Minnesota State chancellor talks training for jobs

GRANITE FALLS – Minnesota State Chancellor Devinder Malhotra made a stop at the Minnesota West Granite Falls Campus Wednesday to talk to area education representatives about the importance of partnering with local businesses to train tomorrow’s employees.

Malhotra spoke of the Launch Your Future Today (LYFT) Career Pathways project that is in its infancy in this community and technical college system. It began with site tours in 2014, followed by attempts at legislative funding in 2015 and 2016 and the pilot program went operational in the 2016-17 school year.

In 2018 a LYFT Application for Funds was developed and made available to school districts (and their partners) that are members of the SWWC, Minnesota West Carl Perkins Consortium, or the Mid-Minnesota Carl Perkins Consortium, the LYFT web page says.

Funding for LYFT comes from a $3 million grants from the 2017 Minnesota Legislative session that will run through June 30, 2022. Grants up to $50,000 are available to school, business and college partners on a rolling application cycle, the Project Overview said. LYFT funding is available to high schools (and their partners) to develop shared career and technical education (CTE) courses and programs. 

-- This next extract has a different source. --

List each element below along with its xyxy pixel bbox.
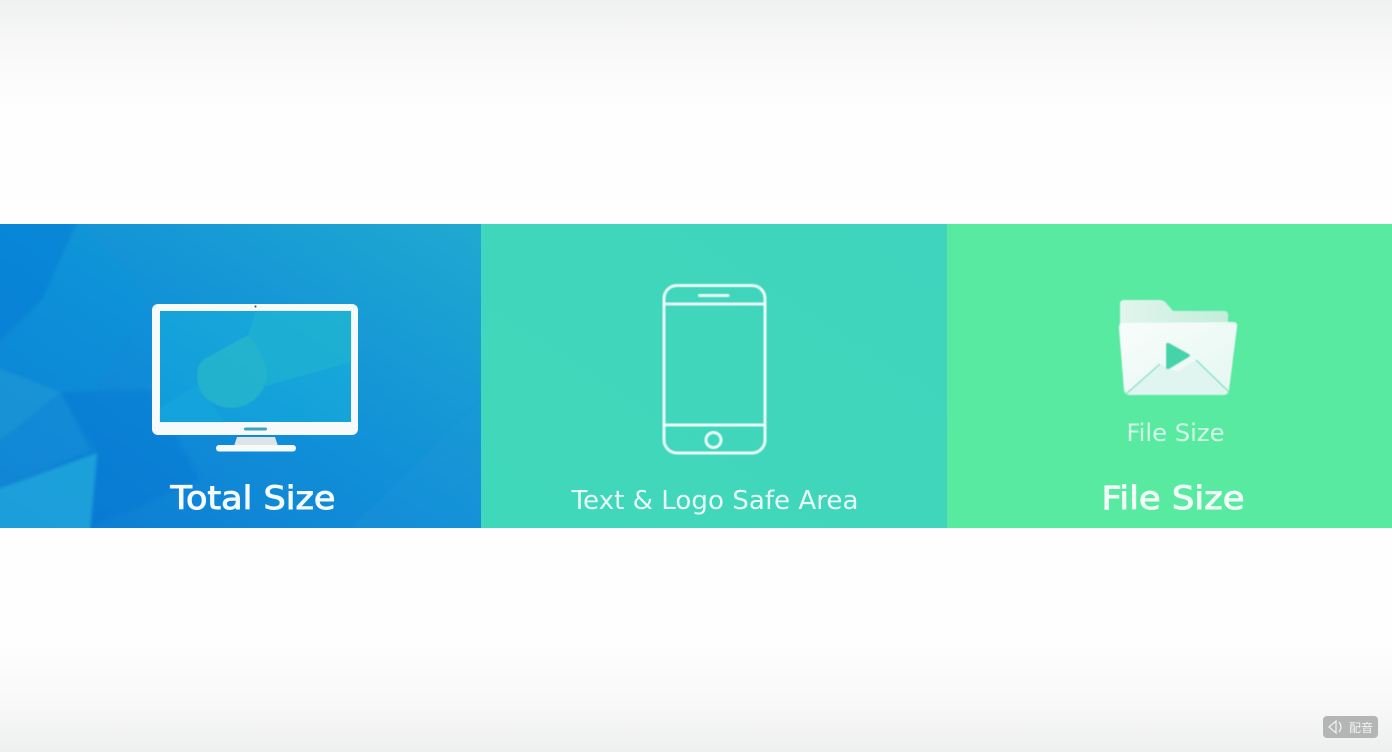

“This (project) is wide-ranged, very rare and very very special,” Malhotra said. “It’s what Minnesota needs. Thank you for being a trailblazer. As large as the impact is, we need to do more.”

Malhotra said that the basic purpose of the visit was to find out how the community and technical colleges could sustain and enhance programs like LYFT.

LYFT is a rural career and technical education (CTE) pathway initiative with the purpose of rebuilding CTE in southwest and west central Minnesota. The goal of LYFT Career Pathways is to gain marketable skills through meaningful CTE courses and opportunities, which lead to further education and careers that match, not just our region’s labor market needs, the Project Overview said.

“We want to be for you and of you, not just to be a part of your community,” Malhotra said.

Malhotra said that two-thirds of the students graduating from the 37 Minnesota colleges did so from two-year colleges and 75 percent of those students graduated to careers in technical jobs. Programs like LYFT can help the students choose careers in industries that could help them stay in this area if they wanted.

“What are the gaps?” he asked. “I want to work with your president to provide what you need. We’re developing scholarship programs to help (students) compete. We’re also working to see if these scholarships can be supplemented.”

Sen. Bill Weber, (R) District 22, asked Malhotra if the project was helping to reach parents with the value of a two-year degree. Malhotra said that it’s a work in progress. The knowledge content has gone up, but they need to talk more about the two-year degrees so that parents and students are making informed decisions.

“These students are a great example of getting the information out,” Malhotra said of three participating students who spoke at this event, sharing with the chancellor and others in attendance what classes they are taking and what they are learning in addition to the vocational jobs, including employability and ethics.

Employers’ needs are always changing, especially as technology changes, Malhotra said, “We can’t teach students everything. They need to know in four years new jobs will be coming that we haven’t even heard of yet.”

Also speaking were: Minnesota West Community and Technical College President Terry Gaalswyk, Southwest West Central Executive Director Cliff Carmody and others representing Regional Partnerships Advancing Career and Technical Education.

Also attending were local legislators Rep. Chris Swedzinski (R) District 16A, Granite Falls Mayor Dave Smiglewski, area superintendents and representatives from various service cooperatives.

The LYFT service area includes 18 counties of Southwest and West Central Minnesota (regions 8, 6E and 6W), all members of the Southwest West Central Service Cooperative (SWWC), the Minnesota West Carl Perkins Consortium and the Mid-Minnesota Carl Perkins Consortium, the Project Overview said.